Near the end of his life, reflecting on the accomplishments of the Commission, Peter cited as one of the agency’s most significant decisions the 2008 denial of a toll road in San Diego County that would have cut through environmentally sensitive habitat at San Onofre State Beach Park. Not coincidentally, the public hearing drew the largest public attendance in the Commission’s 40-year history.
The last time I saw Peter, at a retirement celebration in San Francisco, he was in a wheelchair and, from a distance, looked physically diminished. But when I approached to greet him, his face lit up and did not reflect either the treatment he was enduring or the cancer that ultimately took his life. Later in the evening, when he spoke to those gathered to honor his decades of service and leadership, his voice was clear and strong, and his remarks buoyed all of us with conviction and purpose.
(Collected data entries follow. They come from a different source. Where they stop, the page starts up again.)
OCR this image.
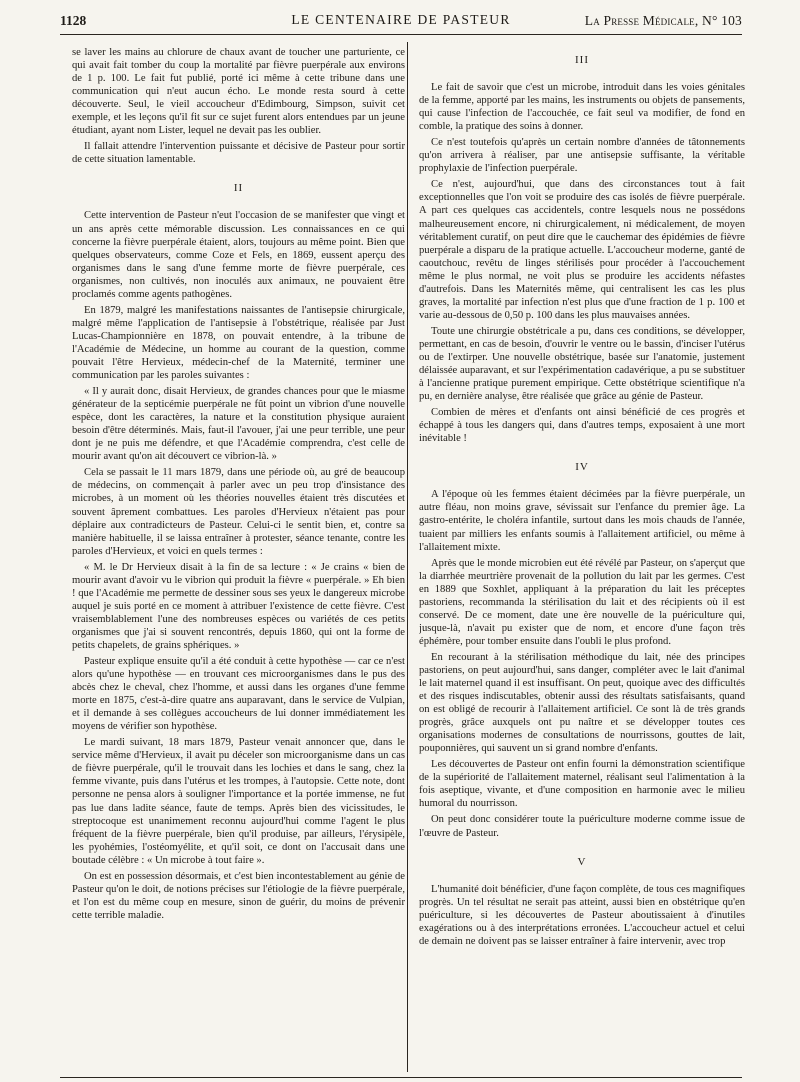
1128	LE CENTENAIRE DE PASTEUR	La Presse Médicale, N° 103

se laver les mains au chlorure de chaux avant de toucher une parturiente, ce qui avait fait tomber du coup la mortalité par fièvre puerpérale aux environs de 1 p. 100. Le fait fut publié, porté ici même à cette tribune dans une communication qui n'eut aucun écho. Le monde resta sourd à cette découverte. Seul, le vieil accoucheur d'Edimbourg, Simpson, suivit cet exemple, et les leçons qu'il fit sur ce sujet furent alors entendues par un jeune étudiant, ayant nom Lister, lequel ne devait pas les oublier.

Il fallait attendre l'intervention puissante et décisive de Pasteur pour sortir de cette situation lamentable.

II

Cette intervention de Pasteur n'eut l'occasion de se manifester que vingt et un ans après cette mémorable discussion. Les connaissances en ce qui concerne la fièvre puerpérale étaient, alors, toujours au même point. Bien que quelques observateurs, comme Coze et Fels, en 1869, eussent aperçu des organismes dans le sang d'une femme morte de fièvre puerpérale, ces organismes, non cultivés, non inoculés aux animaux, ne pouvaient être proclamés comme agents pathogènes.

En 1879, malgré les manifestations naissantes de l'antisepsie chirurgicale, malgré même l'application de l'antisepsie à l'obstétrique, réalisée par Just Lucas-Championnière en 1878, on pouvait entendre, à la tribune de l'Académie de Médecine, un homme au courant de la question, comme pouvait l'être Hervieux, médecin-chef de la Maternité, terminer une communication par les paroles suivantes :

« Il y aurait donc, disait Hervieux, de grandes chances pour que le miasme générateur de la septicémie puerpérale ne fût point un vibrion d'une nouvelle espèce, dont les caractères, la nature et la constitution physique auraient besoin d'être déterminés. Mais, faut-il l'avouer, j'ai une peur terrible, une peur dont je ne puis me défendre, et que l'Académie comprendra, c'est celle de mourir avant qu'on ait découvert ce vibrion-là. »

Cela se passait le 11 mars 1879, dans une période où, au gré de beaucoup de médecins, on commençait à parler avec un peu trop d'insistance des microbes, à un moment où les théories nouvelles étaient très discutées et souvent âprement combattues. Les paroles d'Hervieux n'étaient pas pour déplaire aux contradicteurs de Pasteur. Celui-ci le sentit bien, et, contre sa manière habituelle, il se laissa entraîner à protester, séance tenante, contre les paroles d'Hervieux, et voici en quels termes :

« M. le Dr Hervieux disait à la fin de sa lecture : « Je crains « bien de mourir avant d'avoir vu le vibrion qui produit la fièvre « puerpérale. » Eh bien ! que l'Académie me permette de dessiner sous ses yeux le dangereux microbe auquel je suis porté en ce moment à attribuer l'existence de cette fièvre. C'est vraisemblablement l'une des nombreuses espèces ou variétés de ces petits organismes que j'ai si souvent rencontrés, depuis 1860, qui ont la forme de petits chapelets, de grains sphériques. »

Pasteur explique ensuite qu'il a été conduit à cette hypothèse — car ce n'est alors qu'une hypothèse — en trouvant ces microorganismes dans le pus des abcès chez le cheval, chez l'homme, et aussi dans les organes d'une femme morte en 1875, c'est-à-dire quatre ans auparavant, dans le service de Vulpian, et il demande à ses collègues accoucheurs de lui donner immédiatement les moyens de vérifier son hypothèse.

Le mardi suivant, 18 mars 1879, Pasteur venait annoncer que, dans le service même d'Hervieux, il avait pu déceler son microorganisme dans un cas de fièvre puerpérale, qu'il le trouvait dans les lochies et dans le sang, chez la femme vivante, puis dans l'utérus et les trompes, à l'autopsie. Cette note, dont personne ne pensa alors à souligner l'importance et la portée immense, ne fut pas lue dans ladite séance, faute de temps. Après bien des vicissitudes, le streptocoque est unanimement reconnu aujourd'hui comme l'agent le plus fréquent de la fièvre puerpérale, bien qu'il produise, par ailleurs, l'érysipèle, les pyohémies, l'ostéomyélite, et qu'il soit, ce dont on l'accusait dans une boutade célèbre : « Un microbe à tout faire ».

On est en possession désormais, et c'est bien incontestablement au génie de Pasteur qu'on le doit, de notions précises sur l'étiologie de la fièvre puerpérale, et l'on est du même coup en mesure, sinon de guérir, du moins de prévenir cette terrible maladie.

III

Le fait de savoir que c'est un microbe, introduit dans les voies génitales de la femme, apporté par les mains, les instruments ou objets de pansements, qui cause l'infection de l'accouchée, ce fait seul va modifier, de fond en comble, la pratique des soins à donner.

Ce n'est toutefois qu'après un certain nombre d'années de tâtonnements qu'on arrivera à réaliser, par une antisepsie suffisante, la véritable prophylaxie de l'infection puerpérale.

Ce n'est, aujourd'hui, que dans des circonstances tout à fait exceptionnelles que l'on voit se produire des cas isolés de fièvre puerpérale. A part ces quelques cas accidentels, contre lesquels nous ne possédons malheureusement encore, ni chirurgicalement, ni médicalement, de moyen véritablement curatif, on peut dire que le cauchemar des épidémies de fièvre puerpérale a disparu de la pratique actuelle. L'accoucheur moderne, ganté de caoutchouc, revêtu de linges stérilisés pour procéder à l'accouchement même le plus normal, ne voit plus se produire les accidents néfastes d'autrefois. Dans les Maternités même, qui centralisent les cas les plus graves, la mortalité par infection n'est plus que d'une fraction de 1 p. 100 et varie au-dessous de 0,50 p. 100 dans les plus mauvaises années.

Toute une chirurgie obstétricale a pu, dans ces conditions, se développer, permettant, en cas de besoin, d'ouvrir le ventre ou le bassin, d'inciser l'utérus ou de l'extirper. Une nouvelle obstétrique, basée sur l'anatomie, justement délaissée auparavant, et sur l'expérimentation cadavérique, a pu se substituer à l'ancienne pratique purement empirique. Cette obstétrique scientifique n'a pu, en dernière analyse, être réalisée que grâce au génie de Pasteur.

Combien de mères et d'enfants ont ainsi bénéficié de ces progrès et échappé à tous les dangers qui, dans d'autres temps, exposaient à une mort inévitable !

IV

A l'époque où les femmes étaient décimées par la fièvre puerpérale, un autre fléau, non moins grave, sévissait sur l'enfance du premier âge. La gastro-entérite, le choléra infantile, surtout dans les mois chauds de l'année, tuaient par milliers les enfants soumis à l'allaitement artificiel, ou même à l'allaitement mixte.

Après que le monde microbien eut été révélé par Pasteur, on s'aperçut que la diarrhée meurtrière provenait de la pollution du lait par les germes. C'est en 1889 que Soxhlet, appliquant à la préparation du lait les préceptes pastoriens, recommanda la stérilisation du lait et des récipients où il est conservé. De ce moment, date une ère nouvelle de la puériculture qui, jusque-là, n'avait pu exister que de nom, et encore d'une façon très éphémère, pour tomber ensuite dans l'oubli le plus profond.

En recourant à la stérilisation méthodique du lait, née des principes pastoriens, on peut aujourd'hui, sans danger, compléter avec le lait d'animal le lait maternel quand il est insuffisant. On peut, quoique avec des difficultés et des risques indiscutables, obtenir aussi des résultats satisfaisants, quand on est obligé de recourir à l'allaitement artificiel. Ce sont là de très grands progrès, grâce auxquels ont pu naître et se développer toutes ces organisations modernes de consultations de nourrissons, gouttes de lait, pouponnières, qui sauvent un si grand nombre d'enfants.

Les découvertes de Pasteur ont enfin fourni la démonstration scientifique de la supériorité de l'allaitement maternel, réalisant seul l'alimentation à la fois aseptique, vivante, et d'une composition en harmonie avec le milieu humoral du nourrisson.

On peut donc considérer toute la puériculture moderne comme issue de l'œuvre de Pasteur.

V

L'humanité doit bénéficier, d'une façon complète, de tous ces magnifiques progrès. Un tel résultat ne serait pas atteint, aussi bien en obstétrique qu'en puériculture, si les découvertes de Pasteur aboutissaient à d'inutiles exagérations ou à des interprétations erronées. L'accoucheur actuel et celui de demain ne doivent pas se laisser entraîner à faire intervenir, avec trop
Next time you wander down to the shoreline to view a summer sunset or an approaching winter storm from Stearns Wharf or to enjoy a quiet walk along the beach, take a moment to reflect on the life of Peter Douglas and the agency he dedicated his life to creating, sustaining, and leading.
Mark H. Capelli served as a senior analyst with the California Coastal Commission for 23 years and managed the City and County of Santa Barbara’s Local Coastal Programs for 15 years. He is currently the Southern California steelhead recovery coordinator for the National Oceanic and Atmospheric Administration’s National Marine Fisheries Service.